Gay people have to go out of their way to have children. They hire surrogates, they adopt. Some of them will even put David Crosby’s sperm in their vaginas (!). All of those procedures are planned and costly. If your gay kid ever does have a baby, at least you won’t be stuck raising it while she’s out partying instead of studying for her GED.

And what if you are wrong and your kid ends up being straight?

Better luck next time.

image

Remember: Stereotypes don’t come out of nowhere. It’s possible that your gay daughter will attend a Division 1 school on a softball scholarship or your gay son will style your hair. Forever. For free.

Kick-ass Moms of Gay Kids

Cher Well, technically Cher’s son, Chaz, is a straight male. However, he started out as a lesbian named Chastity, so Cher gets an honorable mention.

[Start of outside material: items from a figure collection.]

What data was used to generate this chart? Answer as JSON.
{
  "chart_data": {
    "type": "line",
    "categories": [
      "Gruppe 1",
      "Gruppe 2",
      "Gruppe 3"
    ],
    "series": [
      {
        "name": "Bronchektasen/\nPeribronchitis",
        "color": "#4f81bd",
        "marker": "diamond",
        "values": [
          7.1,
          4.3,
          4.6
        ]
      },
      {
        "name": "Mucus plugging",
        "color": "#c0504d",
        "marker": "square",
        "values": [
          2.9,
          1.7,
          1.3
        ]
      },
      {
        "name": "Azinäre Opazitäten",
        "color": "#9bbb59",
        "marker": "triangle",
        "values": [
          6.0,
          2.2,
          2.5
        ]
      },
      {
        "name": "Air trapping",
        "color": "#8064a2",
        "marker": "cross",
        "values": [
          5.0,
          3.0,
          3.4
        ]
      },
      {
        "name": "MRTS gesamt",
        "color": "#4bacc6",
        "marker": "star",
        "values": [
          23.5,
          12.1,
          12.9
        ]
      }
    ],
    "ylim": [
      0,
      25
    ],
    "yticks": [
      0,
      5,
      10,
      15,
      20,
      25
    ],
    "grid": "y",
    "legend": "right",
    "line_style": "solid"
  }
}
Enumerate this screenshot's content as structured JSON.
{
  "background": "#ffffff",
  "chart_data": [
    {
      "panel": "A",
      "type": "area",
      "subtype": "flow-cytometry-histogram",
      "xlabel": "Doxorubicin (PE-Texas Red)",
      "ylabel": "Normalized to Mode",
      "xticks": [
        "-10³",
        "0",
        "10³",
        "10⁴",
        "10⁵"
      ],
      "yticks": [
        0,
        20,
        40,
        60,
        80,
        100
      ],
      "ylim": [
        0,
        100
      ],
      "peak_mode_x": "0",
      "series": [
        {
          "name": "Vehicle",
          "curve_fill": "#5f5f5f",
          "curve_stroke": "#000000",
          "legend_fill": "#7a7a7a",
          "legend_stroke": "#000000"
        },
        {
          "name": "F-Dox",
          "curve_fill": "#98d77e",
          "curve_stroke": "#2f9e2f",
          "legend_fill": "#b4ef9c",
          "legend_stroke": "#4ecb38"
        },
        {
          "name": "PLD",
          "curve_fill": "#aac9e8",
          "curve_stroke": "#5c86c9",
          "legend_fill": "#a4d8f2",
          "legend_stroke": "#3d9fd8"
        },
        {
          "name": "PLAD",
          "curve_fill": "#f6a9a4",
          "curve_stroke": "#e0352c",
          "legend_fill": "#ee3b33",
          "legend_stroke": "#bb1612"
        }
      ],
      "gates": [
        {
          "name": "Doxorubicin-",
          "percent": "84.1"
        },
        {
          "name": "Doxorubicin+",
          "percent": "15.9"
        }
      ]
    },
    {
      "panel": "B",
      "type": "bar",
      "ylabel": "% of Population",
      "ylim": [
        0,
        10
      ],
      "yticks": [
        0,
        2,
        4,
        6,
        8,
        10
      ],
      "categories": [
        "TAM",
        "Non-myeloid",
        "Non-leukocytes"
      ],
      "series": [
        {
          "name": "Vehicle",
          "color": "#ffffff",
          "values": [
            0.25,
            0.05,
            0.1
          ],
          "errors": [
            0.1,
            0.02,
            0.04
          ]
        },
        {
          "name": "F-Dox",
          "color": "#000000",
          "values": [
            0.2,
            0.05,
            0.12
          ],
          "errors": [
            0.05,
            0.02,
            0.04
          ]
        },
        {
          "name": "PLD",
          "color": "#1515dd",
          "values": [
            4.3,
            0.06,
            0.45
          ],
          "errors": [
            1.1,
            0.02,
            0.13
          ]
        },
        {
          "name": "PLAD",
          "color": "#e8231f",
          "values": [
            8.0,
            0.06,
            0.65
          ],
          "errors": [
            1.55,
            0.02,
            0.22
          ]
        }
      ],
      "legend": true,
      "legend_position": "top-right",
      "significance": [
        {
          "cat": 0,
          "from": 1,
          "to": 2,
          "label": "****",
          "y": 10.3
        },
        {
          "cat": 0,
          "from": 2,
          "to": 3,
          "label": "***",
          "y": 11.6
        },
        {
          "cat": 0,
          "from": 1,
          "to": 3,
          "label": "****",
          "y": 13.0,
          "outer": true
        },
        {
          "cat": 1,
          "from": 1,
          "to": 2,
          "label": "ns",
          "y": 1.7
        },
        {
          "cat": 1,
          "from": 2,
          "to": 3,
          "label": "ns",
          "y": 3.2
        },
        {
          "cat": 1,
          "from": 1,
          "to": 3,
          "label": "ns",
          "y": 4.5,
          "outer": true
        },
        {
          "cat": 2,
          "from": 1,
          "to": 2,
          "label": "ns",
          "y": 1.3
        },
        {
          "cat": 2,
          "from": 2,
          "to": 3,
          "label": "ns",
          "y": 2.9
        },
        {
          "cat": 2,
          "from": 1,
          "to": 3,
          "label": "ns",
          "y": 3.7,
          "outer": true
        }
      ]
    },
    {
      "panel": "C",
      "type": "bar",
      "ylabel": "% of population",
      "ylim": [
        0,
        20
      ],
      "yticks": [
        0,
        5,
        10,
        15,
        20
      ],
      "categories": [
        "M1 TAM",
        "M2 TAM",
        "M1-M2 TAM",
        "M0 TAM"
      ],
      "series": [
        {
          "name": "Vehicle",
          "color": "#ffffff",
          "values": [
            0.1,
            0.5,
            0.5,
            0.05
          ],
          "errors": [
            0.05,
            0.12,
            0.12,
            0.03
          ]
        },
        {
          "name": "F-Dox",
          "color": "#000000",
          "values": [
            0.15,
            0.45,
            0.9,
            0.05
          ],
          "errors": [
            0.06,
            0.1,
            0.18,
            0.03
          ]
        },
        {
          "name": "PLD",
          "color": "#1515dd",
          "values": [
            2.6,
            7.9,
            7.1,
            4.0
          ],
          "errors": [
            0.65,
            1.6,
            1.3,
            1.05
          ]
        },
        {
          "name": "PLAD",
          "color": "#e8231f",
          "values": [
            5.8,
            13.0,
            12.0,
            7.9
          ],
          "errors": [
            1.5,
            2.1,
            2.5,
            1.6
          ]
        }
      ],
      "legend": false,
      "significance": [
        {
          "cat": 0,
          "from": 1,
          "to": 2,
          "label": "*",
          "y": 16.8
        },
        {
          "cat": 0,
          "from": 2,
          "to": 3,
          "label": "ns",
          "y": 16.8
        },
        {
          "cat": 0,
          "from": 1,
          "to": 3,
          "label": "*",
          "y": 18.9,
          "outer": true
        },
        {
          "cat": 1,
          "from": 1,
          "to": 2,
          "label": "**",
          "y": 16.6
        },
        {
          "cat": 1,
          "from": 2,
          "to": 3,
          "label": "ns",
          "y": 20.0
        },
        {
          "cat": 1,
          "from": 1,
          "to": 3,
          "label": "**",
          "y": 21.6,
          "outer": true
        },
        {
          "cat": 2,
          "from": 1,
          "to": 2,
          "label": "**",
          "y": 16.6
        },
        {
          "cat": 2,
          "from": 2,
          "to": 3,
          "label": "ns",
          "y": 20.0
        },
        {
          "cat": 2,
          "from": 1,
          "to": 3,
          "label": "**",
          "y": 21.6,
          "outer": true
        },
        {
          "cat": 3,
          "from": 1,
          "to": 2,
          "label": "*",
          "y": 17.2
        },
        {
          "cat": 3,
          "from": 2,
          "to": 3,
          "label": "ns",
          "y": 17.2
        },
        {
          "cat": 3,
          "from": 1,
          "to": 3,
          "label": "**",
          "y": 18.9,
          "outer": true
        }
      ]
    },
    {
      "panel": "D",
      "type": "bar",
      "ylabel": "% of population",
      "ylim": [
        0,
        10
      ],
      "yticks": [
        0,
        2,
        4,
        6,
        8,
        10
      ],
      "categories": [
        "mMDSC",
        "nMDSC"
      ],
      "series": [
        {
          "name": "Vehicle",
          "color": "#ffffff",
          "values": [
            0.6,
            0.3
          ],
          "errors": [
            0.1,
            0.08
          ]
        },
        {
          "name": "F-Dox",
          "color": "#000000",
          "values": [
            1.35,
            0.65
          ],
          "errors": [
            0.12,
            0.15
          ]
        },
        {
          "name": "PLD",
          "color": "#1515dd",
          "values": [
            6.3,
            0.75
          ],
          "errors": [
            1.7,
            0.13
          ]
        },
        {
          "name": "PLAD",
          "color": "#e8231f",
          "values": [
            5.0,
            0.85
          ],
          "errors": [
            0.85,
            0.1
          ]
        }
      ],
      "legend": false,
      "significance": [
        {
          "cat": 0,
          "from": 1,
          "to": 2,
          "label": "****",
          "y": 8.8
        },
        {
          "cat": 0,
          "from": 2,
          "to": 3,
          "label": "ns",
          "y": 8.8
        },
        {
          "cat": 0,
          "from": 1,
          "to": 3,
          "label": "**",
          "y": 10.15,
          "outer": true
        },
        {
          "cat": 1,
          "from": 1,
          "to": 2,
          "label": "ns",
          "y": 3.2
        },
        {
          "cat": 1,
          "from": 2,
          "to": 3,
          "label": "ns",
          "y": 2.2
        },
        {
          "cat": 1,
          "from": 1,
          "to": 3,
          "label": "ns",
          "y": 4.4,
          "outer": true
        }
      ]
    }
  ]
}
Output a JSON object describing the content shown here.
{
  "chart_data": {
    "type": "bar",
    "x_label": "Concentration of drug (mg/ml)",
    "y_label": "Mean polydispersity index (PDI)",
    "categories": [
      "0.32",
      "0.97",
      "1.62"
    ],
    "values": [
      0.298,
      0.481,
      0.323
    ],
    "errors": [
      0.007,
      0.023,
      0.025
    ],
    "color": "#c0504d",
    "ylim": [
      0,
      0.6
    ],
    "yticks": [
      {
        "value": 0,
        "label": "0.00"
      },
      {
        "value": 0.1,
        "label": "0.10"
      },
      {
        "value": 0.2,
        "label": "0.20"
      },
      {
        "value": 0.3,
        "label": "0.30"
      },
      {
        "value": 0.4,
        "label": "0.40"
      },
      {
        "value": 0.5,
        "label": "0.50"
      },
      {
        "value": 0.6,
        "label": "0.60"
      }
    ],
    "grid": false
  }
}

Stephanie Seymour The former supermodel has an openly gay son named Peter Brant II. As a twosome, they caused a slight sensation when photographed on a beach in what some people described as a semi-incestuous embrace. In a written defense of his mother, Peter mentioned that he is gay. At the time, he was a senior in high school. It’s tough to come out at that age, but we’re guessing his mom made it easier.

Alice Hoagland Mark Bingham died on 9/11. He was a rugby player and one of the passengers on United 93. He helped overpower the hijackers, and possibly prevented the plane from crashing into the Capitol Building. Afterwards, his mom, Alice Hoagland, exhibited striking composure and grace while speaking to the media about her son. She didn’t make Mark’s homosexuality the focal point of her memories, but she also didn’t shy away from it.

Betty DeGeneres Ellen’s mom, Betty, wrote a book with her daughter, and they talked about the coming-out process. Betty also appears frequently on Ellen, and she was the first nongay spokesperson for the Human Rights Campaign’s Coming Out Project.